Mathieu Pernot travaille depuis 25 ans sur les Gitans et en particulier sur une famille d'Arles, les Gorgan, avec qui il a noué des liens forts. Il a repris et réorganisé ses photos autour de chaque membre de la famille pour leur rendre hommage avec un livre et une exposition particulièrement émouvants. "Les Gorgan" fait partie des expositions à ne pas rater à Arles cet été (jusqu'au 24 septembre)
Article rédigé par Valérie Oddos
France Télévisions - Rédaction Culture
Publié Mis à jour
Temps de lecture : 7min
Ninaï, extrait de Mathieu Pernot, "Les Gorgan 1995-2015" (Editions Xavier Barral, 2017)

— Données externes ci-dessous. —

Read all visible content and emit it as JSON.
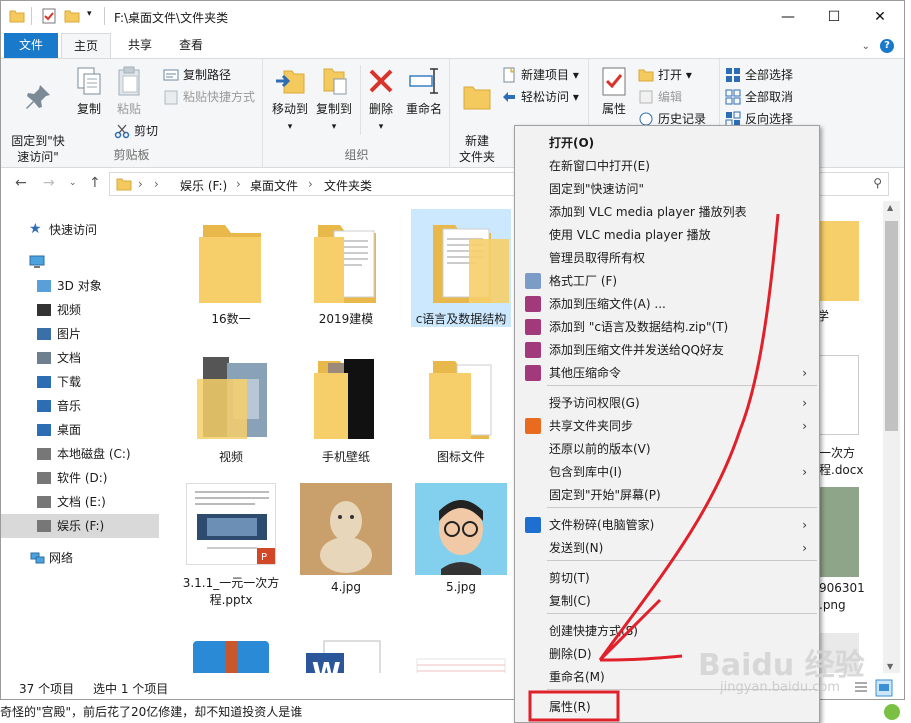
{
  "window": {
    "title": "F:\\桌面文件\\文件夹类",
    "minimize": "—",
    "maximize": "☐",
    "close": "✕"
  },
  "ribbon_tabs": [
    "文件",
    "主页",
    "共享",
    "查看"
  ],
  "ribbon": {
    "clipboard": {
      "group_label": "剪贴板",
      "pin_label": "固定到\"快\n速访问\"",
      "copy_label": "复制",
      "paste_label": "粘贴",
      "copy_path": "复制路径",
      "paste_shortcut": "粘贴快捷方式",
      "cut": "剪切"
    },
    "organize": {
      "group_label": "组织",
      "move_to": "移动到",
      "copy_to": "复制到",
      "delete": "删除",
      "rename": "重命名"
    },
    "new": {
      "group_label": "新",
      "new_folder": "新建\n文件夹",
      "new_item": "新建项目 ▾",
      "easy_access": "轻松访问 ▾"
    },
    "open": {
      "properties": "属性",
      "open": "打开 ▾",
      "edit": "编辑",
      "history": "历史记录"
    },
    "select": {
      "select_all": "全部选择",
      "select_none": "全部取消",
      "invert": "反向选择"
    }
  },
  "address": {
    "parts": [
      "娱乐 (F:)",
      "桌面文件",
      "文件夹类"
    ],
    "separators": [
      "›",
      "›",
      "›",
      "›"
    ]
  },
  "nav_pane": {
    "quick_access": "快速访问",
    "this_pc_items": [
      "3D 对象",
      "视频",
      "图片",
      "文档",
      "下载",
      "音乐",
      "桌面",
      "本地磁盘 (C:)",
      "软件 (D:)",
      "文档 (E:)",
      "娱乐 (F:)"
    ],
    "network": "网络"
  },
  "files": [
    {
      "name": "16数一"
    },
    {
      "name": "2019建模"
    },
    {
      "name": "c语言及数据结构"
    },
    {
      "name": "视频"
    },
    {
      "name": "手机壁纸"
    },
    {
      "name": "图标文件"
    },
    {
      "name": "3.1.1_一元一次方\n程.pptx"
    },
    {
      "name": "4.jpg"
    },
    {
      "name": "5.jpg"
    }
  ],
  "right_edge_labels": [
    "学",
    "一次方",
    "程.docx",
    "906301",
    ".png"
  ],
  "status": {
    "item_count": "37 个项目",
    "selected": "选中 1 个项目"
  },
  "context_menu": {
    "items": [
      {
        "label": "打开(O)",
        "bold": true
      },
      {
        "label": "在新窗口中打开(E)"
      },
      {
        "label": "固定到\"快速访问\""
      },
      {
        "label": "添加到 VLC media player 播放列表"
      },
      {
        "label": "使用 VLC media player 播放"
      },
      {
        "label": "管理员取得所有权"
      },
      {
        "label": "格式工厂 (F)",
        "icon": "format-factory-icon"
      },
      {
        "label": "添加到压缩文件(A) ...",
        "icon": "winrar-icon"
      },
      {
        "label": "添加到 \"c语言及数据结构.zip\"(T)",
        "icon": "winrar-icon"
      },
      {
        "label": "添加到压缩文件并发送给QQ好友",
        "icon": "winrar-icon"
      },
      {
        "label": "其他压缩命令",
        "icon": "winrar-icon",
        "submenu": true
      },
      {
        "label": "授予访问权限(G)",
        "submenu": true
      },
      {
        "label": "共享文件夹同步",
        "icon": "sync-icon",
        "submenu": true
      },
      {
        "label": "还原以前的版本(V)"
      },
      {
        "label": "包含到库中(I)",
        "submenu": true
      },
      {
        "label": "固定到\"开始\"屏幕(P)"
      },
      {
        "label": "文件粉碎(电脑管家)",
        "icon": "shield-icon",
        "submenu": true
      },
      {
        "label": "发送到(N)",
        "submenu": true
      },
      {
        "label": "剪切(T)"
      },
      {
        "label": "复制(C)"
      },
      {
        "label": "创建快捷方式(S)"
      },
      {
        "label": "删除(D)"
      },
      {
        "label": "重命名(M)"
      },
      {
        "label": "属性(R)"
      }
    ]
  },
  "ticker_text": "奇怪的\"宫殿\"，前后花了20亿修建，却不知道投资人是谁",
  "watermark": {
    "main": "Baidu 经验",
    "sub": "jingyan.baidu.com"
  },
  "colors": {
    "accent": "#1979ca",
    "selection": "#cce8ff",
    "annotation": "#e0202a",
    "folder": "#f4c95d"
  }
}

 (Photographies : © Mathieu Pernot)

Mathieu Pernot a connu les Gorgan en 1995, alors qu'il était étudiant à l'Ecole nationale supérieure de photographie d'Arles. Il a commencé à s'intéresser aux enfants qu'il voyait en ville et les a photographiés dans leurs jeux. Ses premières images de la famille, il les a réalisées en noir et blanc, au Rolleiflex. Il s'inscrivait alors "dans une tradition documentaire face à ceux qui m'étaient encore étrangers", écrit-il dans le livre-catalogue de l'exposition ("Les Gorgan", éditions Xavier Barral). "Je maintenais une distance", ajoute-t-il.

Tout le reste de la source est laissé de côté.